The process of spam email detection can be broadly categorized into two approaches (Ma et al., 2009): knowledge engineering and machine learning approach. Knowledge engineering is a network-based approach in which IP (internet protocol) address, network address along with some set of defined rules are considered for the email classification. This is a fruitful method but bares the limitation of time consumption. The updating of rules and maintenance are also tedious for users. As an alternative, machine learning techniques can be used which does not involve any set of rules. Comparatively, it is much efficient than the former method (Guzella and Caminhas, 2009). Several classification algorithms are used which classifies the emails based on its content and attributes.

Key Terms in this Chapter

Overfitting: A condition when a model learns the detail and noise in the training data to the extent that it negatively impacts the performance of the model on new data.
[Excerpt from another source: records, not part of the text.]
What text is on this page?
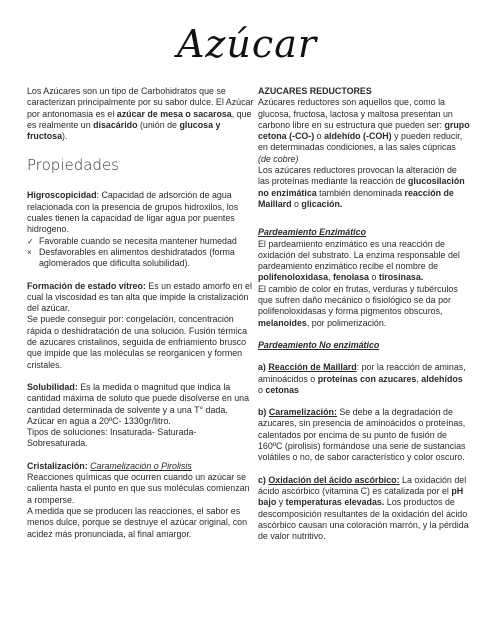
Azúcar

Los Azúcares son un tipo de Carbohidratos que se caracterizan principalmente por su sabor dulce. El Azúcar por antonomasia es el azúcar de mesa o sacarosa, que es realmente un disacárido (unión de glucosa y fructosa).

Propiedades

Higroscopicidad: Capacidad de adsorción de agua relacionada con la presencia de grupos hidroxilos, los cuales tienen la capacidad de ligar agua por puentes hidrogeno.

✓ Favorable cuando se necesita mantener humedad
× Desfavorables en alimentos deshidratados (forma aglomerados que dificulta solubilidad).

Formación de estado vítreo: Es un estado amorfo en el cual la viscosidad es tan alta que impide la cristalización del azúcar.

Se puede conseguir por: congelación, concentración rápida o deshidratación de una solución. Fusión térmica de azucares cristalinos, seguida de enfriamiento brusco que impide que las moléculas se reorganicen y formen cristales.

Solubilidad: Es la medida o magnitud que indica la cantidad máxima de soluto que puede disolverse en una cantidad determinada de solvente y a una T° dada. Azúcar en agua a 20ºC- 1330gr/litro.

Tipos de soluciones: Insaturada- Saturada- Sobresaturada.

Cristalización: Caramelización o Pirolisis

Reacciones químicas que ocurren cuando un azúcar se calienta hasta el punto en que sus moléculas comienzan a romperse.

A medida que se producen las reacciones, el sabor es menos dulce, porque se destruye el azúcar original, con acidez más pronunciada, al final amargor.

AZUCARES REDUCTORES

Azúcares reductores son aquellos que, como la glucosa, fructosa, lactosa y maltosa presentan un carbono libre en su estructura que pueden ser: grupo cetona (-CO-) o aldehído (-COH) y pueden reducir, en determinadas condiciones, a las sales cúpricas (de cobre)

Los azúcares reductores provocan la alteración de las proteínas mediante la reacción de glucosilación no enzimática también denominada reacción de Maillard o glicación.

Pardeamiento Enzimático

El pardeamiento enzimático es una reacción de oxidación del substrato. La enzima responsable del pardeamiento enzimático recibe el nombre de polifenoloxidasa, fenolasa o tirosinasa.

El cambio de color en frutas, verduras y tubérculos que sufren daño mecánico o fisiológico se da por polifenoloxidasas y forma pigmentos obscuros, melanoides, por polimerización.

Pardeamiento No enzimático

a) Reacción de Maillard: por la reacción de aminas, aminoácidos o proteínas con azucares, aldehídos o cetonas

b) Caramelización: Se debe a la degradación de azucares, sin presencia de aminoácidos o proteínas, calentados por encima de su punto de fusión de 160ºC (pirolisis) formándose una serie de sustancias volátiles o no, de sabor característico y color oscuro.

c) Oxidación del ácido ascórbico: La oxidación del ácido ascórbico (vitamina C) es catalizada por el pH bajo y temperaturas elevadas. Los productos de descomposición resultantes de la oxidación del ácido ascórbico causan una coloración marrón, y la pérdida de valor nutritivo.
Email IMAP: The internet message access protocol (IMAP) is a mail protocol that can be used from a local client machine to access emails on the remote web server.

Malevolent: Having a harmful influence or malicious.

Knowledge Engineering: A field of artificial intelligence that tries to collect the judgment and behavior of a human expert in a given field.

Swarm Intelligence: A concept in artificial intelligence which considers the collective behavior of decentralized, self-organized natural and artificial systems.

Trojan: A type of computer virus in the form of computer software such as utilities, games, and sometimes even antivirus programs.

Innocuous: Not harmful or offensive.